How to merge all csv files in a specific folder using python and os

4.4k Views Asked by At

How to merge all csv files in a specific folder using os.

So the code bellow does the work but it concat all the files in the same directory where the script lives.

How do utilized it in different folders?

My code:

import os
import pandas as pd
import numpy as np



def get_df():
    df=pd.DataFrame()
    for file in os.listdir():
        if file.endswith('.csv'):
            aux=pd.read_csv(file, error_bad_lines=False)
            df=df.append(aux)
    return df


df=get_df()


df.to_csv(f"file_name.csv")

I have tried adding folder name, but doesn't find the files.

for file in os.listdir('My_folder_name\'):

2

There are 2 best solutions below

1
Peter On BEST ANSWER

I found at os module documentation a code that changes the directory os.chdir("C:\\Users\\Desktop\\my_folder_name\\my_new_folder_name").

https://www.tutorialsteacher.com/python/os-module

So I just add this line before the loop and now it works!!

def get_df():
    df=pd.DataFrame()
    os.chdir("C:\\Users\\Desktop\\my_folder_name\\my_new_folder_name")
    for file in os.listdir():
        if file.endswith('.csv'):
            aux=pd.read_csv(file, error_bad_lines=False)
            df=df.append(aux)
    return df


df=get_df()

df.to_csv(f"file_name.csv")
0
Gonçalo Peres On

There are various ways to solve it, depending on the type of merge one wants to do.
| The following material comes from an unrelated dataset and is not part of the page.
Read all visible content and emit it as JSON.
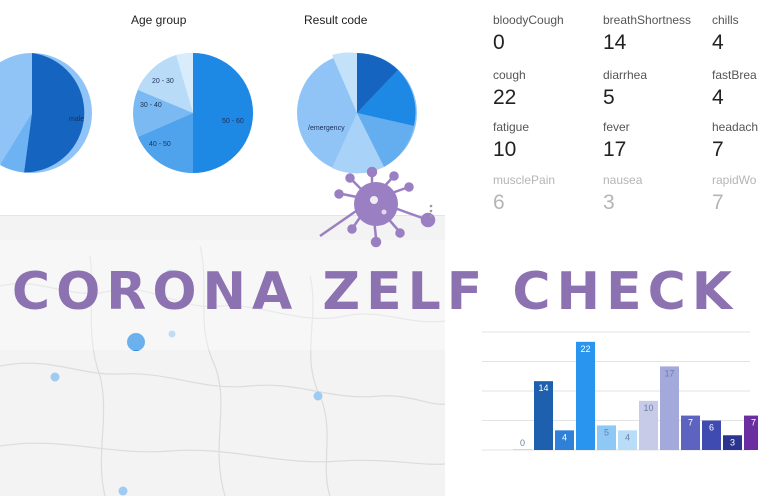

Considering your specific requirements (Python and os), and assuming one wants to concat the files, the following will do the work (including for files with the same header)

import os

os.system("awk '(NR == 1) || (FNR > 1)' file*.csv > merged.csv")

Where NR and FNR represent the number of the line being processed.

FNR is the current line within each file.

NR == 1 includes the first line of the first file (the header), while (FNR > 1) skips the first line of each subsequent file.